Listen to the beautiful, diverse, world-music melodies spread throughout Adam Sivitz’s album Under a Blueberry Moon and you might be moved. You might be swept up in the other-worldly vibe of this instrumental record. You might be inclined to meditate, frankly.
You would probably not think, “This dude should be opening up for Boston.”
Yet, Sivitz will do just that this Friday. Not sporting the Bali Steel Pan that drives Blueberry Moon, though; he’ll be perched at a drum kit behind his bandmates in long-running ’Burgh rock outfit Mercury.

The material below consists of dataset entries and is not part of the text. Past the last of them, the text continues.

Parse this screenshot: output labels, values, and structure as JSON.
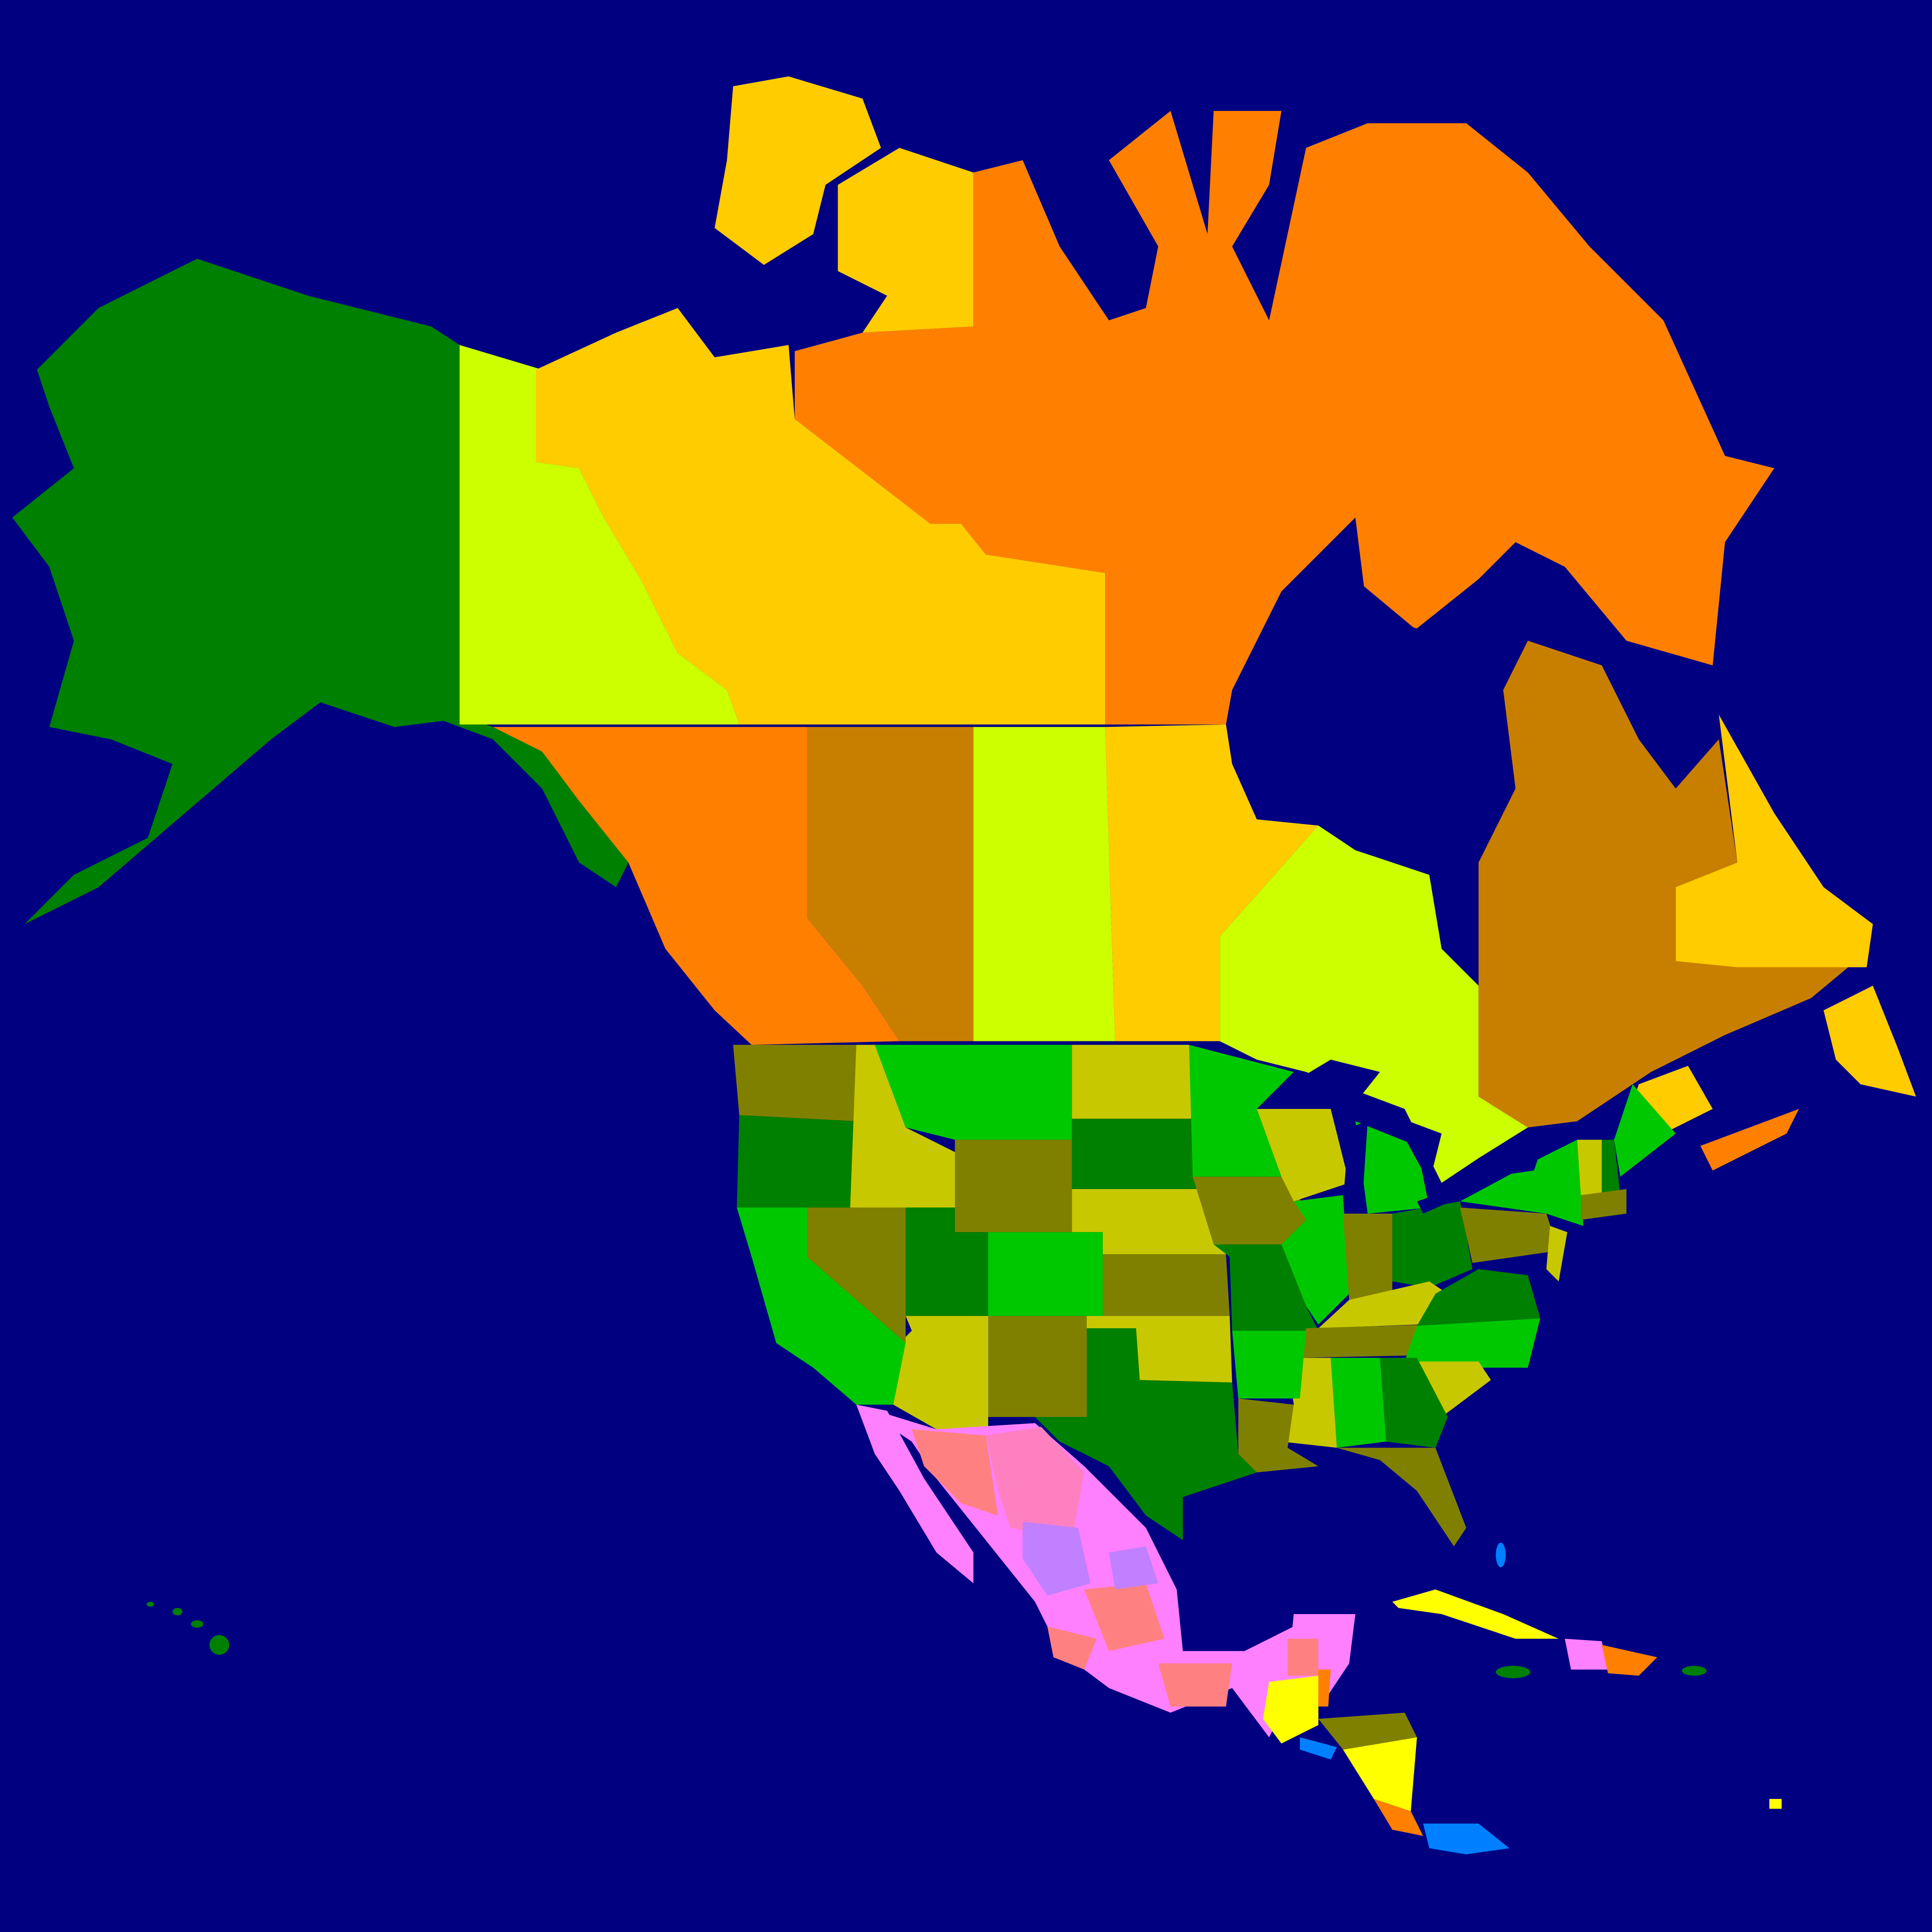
{
  "map": {
    "ocean_color": "#000080",
    "colors": {
      "green": "#008000",
      "bright_green": "#00c800",
      "olive": "#808000",
      "khaki": "#c8c800",
      "lime": "#ccff00",
      "amber": "#ffcc00",
      "orange": "#ff8000",
      "brown": "#c87f00",
      "pink": "#ff80ff",
      "rose": "#ff80c0",
      "violet": "#c080ff",
      "salmon": "#ff8080",
      "yellow": "#ffff00",
      "blue": "#0080ff",
      "water": "#000080"
    }
  }
}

“We go out and do what we do,” Sivitz says of Mercury, now in their 11th year on the local scene. “We don’t try to pander or cater to our audiences. The production manager at Stage AE submitted a few bands to Boston, and Boston chose us.”
“It’s a great honor,” he adds.
Sivitz grew up in the South Hills and attended Baldwin High School, drumming nearly the whole time (he first picked up the sticks when he was a lad of 10). He earned an Education degree at Pitt and is a teacher by day — which gels nicely with the life of a local musician, he says. Having nights, weekends and the summer free to write, record and gig goes a long way.
He’s clearly thrilled with the success of Mercury. Few local acts manage to persist at a high level for as long as Mercury has; they’ve gone from up-and-comers to rock stalwarts, and have a rapidly diversifying crowd to show for it. “Those fans who were 18-21 [when we started] are now 28-31, obviously — but we’ve definitely pulled some younger crowds, too. We opened up for Anberlin last year at Club Zoo, and that was a great opportunity.”
Still, there are some things one can’t do with a modern rock outfit. Make the most of a nearly-unheard-of percussion instrument from Indonesia, for example.
“The Bali Steel Pan is like a steel drum that you play with your hands, instead of mallets. There are only a few companies that make these things — they’re patented and not made in the United States. There’s kind of a cool niche of people that are into these cool instruments. It’s a cool community to be a part of now.”
“Stylistically, it’s a total departure from Mercury. Which allowed me to explore some creative avenues you don’t get to explore in rock music.”
The result is Under a Blueberry Moon, a ten-song collection of tunes that would fit in anywhere people are trying to relax. “Good vibes” might be the right phrase — and even if the music doesn’t mellow you out, perhaps the knowledge that you’re rescuing an animal or two with every purchase will. Twenty percent of album proceeds will be donated to Animal Friends. (“It wasn’t hard to choose them,” Sivitz says. “They do so much.”)
The album is already a hit with percussion fans, and has been spreading Sivitz’s reputation globally — a YouTube posting of one track, “Song for Sendai”, was a surprise hit in Slovakia, of all places.
Friday, though, it’ll be an energized rock show designed to get the crowd primed for a set of guitar legends. Teaching by day, sharing a stage with rock legends by night — and sending some good vibes to eastern Europe whenever possible? Not too bad.